You may wish to come back to the questions about structure and function after completeing the subsequent workshop, which is all about predicting functions of proteins from their amino-acid sequences.
| Question | Please write you answer in this space (it may be useful for your coursework) |
|---|---|
| What is the predicted function? | |
| Does it have any significance in pathogenesis, biotechnology, fundamental biological processes? Hint: PubMed database might be helpful. | |
| Can we predict the structure of the protein? | |
| Does it contain any structural domains? | |
| Is the gene part of an operon or cluster of functionally related genes? | |
| Do homologues occur in only closely related organisms or do they occur more widely across all domains of life? | |
| Can you generate a multiple sequence alignment for your protein and its homologues? | |
| From the alignment, can you build a phylogenetic tree? | |
| What organism (taxonomic group) does your protein come from?
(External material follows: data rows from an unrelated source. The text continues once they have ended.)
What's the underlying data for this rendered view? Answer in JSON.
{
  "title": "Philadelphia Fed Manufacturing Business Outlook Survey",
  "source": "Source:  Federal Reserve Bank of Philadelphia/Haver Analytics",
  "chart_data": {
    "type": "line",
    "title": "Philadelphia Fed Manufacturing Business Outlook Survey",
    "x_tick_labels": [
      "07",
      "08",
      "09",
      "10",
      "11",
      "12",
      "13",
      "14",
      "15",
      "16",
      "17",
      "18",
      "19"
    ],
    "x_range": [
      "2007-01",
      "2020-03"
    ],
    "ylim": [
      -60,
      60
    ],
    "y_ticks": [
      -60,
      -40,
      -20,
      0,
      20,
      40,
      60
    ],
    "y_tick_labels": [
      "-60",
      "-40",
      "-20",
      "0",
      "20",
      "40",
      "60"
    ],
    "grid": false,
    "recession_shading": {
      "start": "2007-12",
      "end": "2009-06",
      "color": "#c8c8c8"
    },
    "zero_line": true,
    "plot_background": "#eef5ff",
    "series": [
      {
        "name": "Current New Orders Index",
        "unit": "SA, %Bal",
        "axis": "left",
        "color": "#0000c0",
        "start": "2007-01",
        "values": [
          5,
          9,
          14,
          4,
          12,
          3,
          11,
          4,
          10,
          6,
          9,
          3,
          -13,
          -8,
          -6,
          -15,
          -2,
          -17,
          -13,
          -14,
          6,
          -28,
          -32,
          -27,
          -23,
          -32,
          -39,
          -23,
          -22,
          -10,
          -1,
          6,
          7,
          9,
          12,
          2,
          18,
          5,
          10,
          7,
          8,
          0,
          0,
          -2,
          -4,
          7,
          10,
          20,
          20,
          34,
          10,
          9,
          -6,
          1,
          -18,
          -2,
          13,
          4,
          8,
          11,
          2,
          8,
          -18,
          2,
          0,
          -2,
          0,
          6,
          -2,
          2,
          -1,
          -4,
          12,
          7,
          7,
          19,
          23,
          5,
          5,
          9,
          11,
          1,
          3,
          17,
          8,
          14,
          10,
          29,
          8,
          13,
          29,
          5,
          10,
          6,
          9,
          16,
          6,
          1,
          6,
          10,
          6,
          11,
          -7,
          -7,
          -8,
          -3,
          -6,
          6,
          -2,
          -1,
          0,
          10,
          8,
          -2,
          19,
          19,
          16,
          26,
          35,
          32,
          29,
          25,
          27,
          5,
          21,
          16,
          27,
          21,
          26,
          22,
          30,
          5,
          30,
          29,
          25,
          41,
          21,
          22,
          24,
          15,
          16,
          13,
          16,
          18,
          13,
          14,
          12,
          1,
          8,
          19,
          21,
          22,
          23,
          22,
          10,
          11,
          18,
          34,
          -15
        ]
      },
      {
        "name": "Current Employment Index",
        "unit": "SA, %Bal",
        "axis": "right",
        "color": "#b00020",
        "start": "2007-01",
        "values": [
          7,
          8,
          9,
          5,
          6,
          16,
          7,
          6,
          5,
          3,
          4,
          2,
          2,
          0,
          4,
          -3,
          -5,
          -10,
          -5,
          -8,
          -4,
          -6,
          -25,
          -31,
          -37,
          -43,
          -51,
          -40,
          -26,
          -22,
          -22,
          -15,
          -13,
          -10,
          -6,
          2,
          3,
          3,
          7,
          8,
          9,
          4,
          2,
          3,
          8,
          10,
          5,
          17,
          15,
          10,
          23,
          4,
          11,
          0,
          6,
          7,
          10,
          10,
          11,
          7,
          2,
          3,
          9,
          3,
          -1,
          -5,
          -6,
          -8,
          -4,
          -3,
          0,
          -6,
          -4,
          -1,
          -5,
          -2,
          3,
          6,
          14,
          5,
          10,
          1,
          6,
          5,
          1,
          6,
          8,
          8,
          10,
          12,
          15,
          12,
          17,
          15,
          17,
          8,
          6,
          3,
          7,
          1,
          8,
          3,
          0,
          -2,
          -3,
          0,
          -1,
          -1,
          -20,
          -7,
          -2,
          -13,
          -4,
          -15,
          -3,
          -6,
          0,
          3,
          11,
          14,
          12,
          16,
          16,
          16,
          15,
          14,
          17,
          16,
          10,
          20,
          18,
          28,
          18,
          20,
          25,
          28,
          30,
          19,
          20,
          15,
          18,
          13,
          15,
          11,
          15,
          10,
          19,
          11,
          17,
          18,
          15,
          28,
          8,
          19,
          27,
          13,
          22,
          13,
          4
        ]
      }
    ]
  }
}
The phylogenetic tree might help you to answer this. |
Suggested online analysis tools (additional information about some of these is provided below):
| Suggested tool | Web address |
|---|---|
| Translate DNA to protein | https://web.expasy.org/translate/ |
| STRING (see mini-tutorial below) | https://string-db.org/ |
| Pfam | http://pfam.xfam.org/ |
| Find open reading frames in your gene sequence | http://www.ncbi.nlm.nih.gov/gorf/gorf.html |
3.4 Finding and displaying open reading frames (ORFs)
A double-stranded DNA sequence has six different reading frames (three forward and three reverse). An open reading frame (ORF) is the part of a reading frame that has the potential to code for a protein or peptide. An ORF is a continuous stretch of DNA beginning with a start codon usually methionine (ATG) and ending with a stop codon (TAA, TAG or TGA in most genomes).
For this task, you will use the NCBI ORF Finder at http://www.ncbi.nlm.nih.gov/gorf/gorf.html
Exercise: Use this tool to find the ORFs in the human opsin-5 transcript sequence (accession number NM_181744) or in your newly discovered gene.
So, in your newly discovered gene, can you find a single ORF that encodes the newly discovered protein? If so, then in which reading frame does the ORF fall? If not, then why not? (You may wish to draw a diagram here)
By now, I hope that you are now convinced that it is possible to make new discoveries in biology surprisingly easily by exploring freely available data and using freely available analysis tools. This is thanks to the efforts of software developers, curators and database managers as well as the researchers who deposit their data into these public repositories. The techniques that you explored today can lead you to important insights, based entirely on systematic, yet quite simple, analysis of publicly available DNA and protein sequence data. It doesn’t always require any expensive equipment or specialised laboratory, just a computer with an internet connection and some curiosity!